Gefahr durch Rückfalltäter wird steigen
Das heutige Urteil des Bundesverfassungsgerichts, die Sicherungsverwahrung in Gänze zu kippen, wird ungeahnte Auswirkungen auf den Umgang mit potentiell rückfallgefährdeten Sexualstraftätern haben. Die grundsätzliche Abwägung des Gerichtes erfolgte in dem Maße, dass das Recht des Täters auf Freiheit im Zweifelsfall höher zu bewerten ist, als das eines potentiellen Opfers auf den Schutz von Leib und Leben. Damit folgt Karlsruhe den Vorgaben des Europäischen Menschengerichtshofs, der bei seinen entsprechenden Entscheidungen das Rechtsgut „Schutz der Bevölkerung“ nur am Rande in seine Abwägungen einbezogen hat und ausschließlich die Täterrechte gestärkt hat.

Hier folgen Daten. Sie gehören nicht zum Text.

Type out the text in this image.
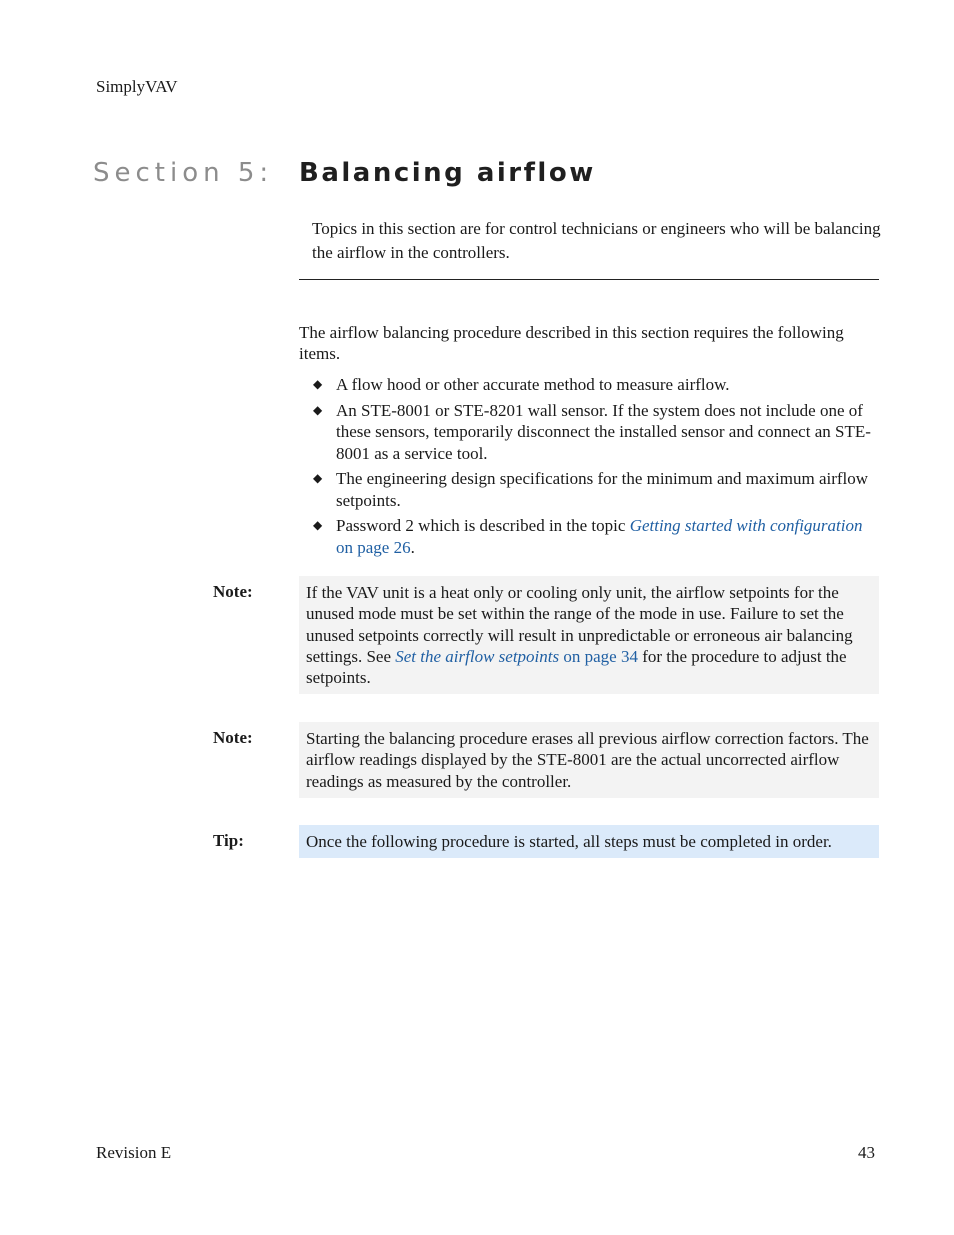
SimplyVAV
Section 5: Balancing airflow
Topics in this section are for control technicians or engineers who will be balancing the airflow in the controllers.
The airflow balancing procedure described in this section requires the following items.
◆ A flow hood or other accurate method to measure airflow.
◆ An STE-8001 or STE-8201 wall sensor. If the system does not include one of these sensors, temporarily disconnect the installed sensor and connect an STE-8001 as a service tool.
◆ The engineering design specifications for the minimum and maximum airflow setpoints.
◆ Password 2 which is described in the topic Getting started with configuration on page 26.
Note:	If the VAV unit is a heat only or cooling only unit, the airflow setpoints for the unused mode must be set within the range of the mode in use. Failure to set the unused setpoints correctly will result in unpredictable or erroneous air balancing settings. See Set the airflow setpoints on page 34 for the procedure to adjust the setpoints.
Note:	Starting the balancing procedure erases all previous airflow correction factors. The airflow readings displayed by the STE-8001 are the actual uncorrected airflow readings as measured by the controller.
Tip:	Once the following procedure is started, all steps must be completed in order.
Revision E	43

Die Übergangsfrist bis 2013 gibt dem Gesetzgeber ausreichend Zeit, eine Sicherungsverwahrung aufzubauen, die den Ansprüchen der neuen Rechtsprechung genügt. Das Kernproblem der Entscheidung sind aber die außerordentlich hohen Hürden, die das Gericht für die Übergangszeit errichtet hat: Nur wenn vom Täter eine hochgradige Gefahr – Verübung schwerster Gewalt- oder Sexualstraftaten – ausgeht und er zudem an einer „zuverlässig nachgewiesenen psychischen Störung“ leidet, darf er in der Sicherungsverwahrung bleiben. Diese Störung kann in den meisten Fällen nicht nachgewiesen werden. Das sind Hürden, die in der Praxis dazu führen werden, dass gerade Sexualstraftäter nicht in die Sicherungsverwahrung genommen werden können. Als Beispiel dient der Fall Heinsberg. Der hochrückfallgefährdete Sexualstraftäter Karl D. kann auch nach dieser Rechtsprechung nicht in die Sicherungsverwahrung genommen werden, da es ihm an der „zuverlässig nachgewiesenen psychischen Störung“ fehlt. Die Konsequenz: Es wird weiterhin kostenintensive 24-Stunden-Überwachungen geben müssen. Oder es wird wie in Berlin im Fall Uwe K. erst ein weiteres Kind Opfer einer Straftat werden müssen, bevor der Täter dauerhaft in die Sicherungsverwahrung genommen werden kann.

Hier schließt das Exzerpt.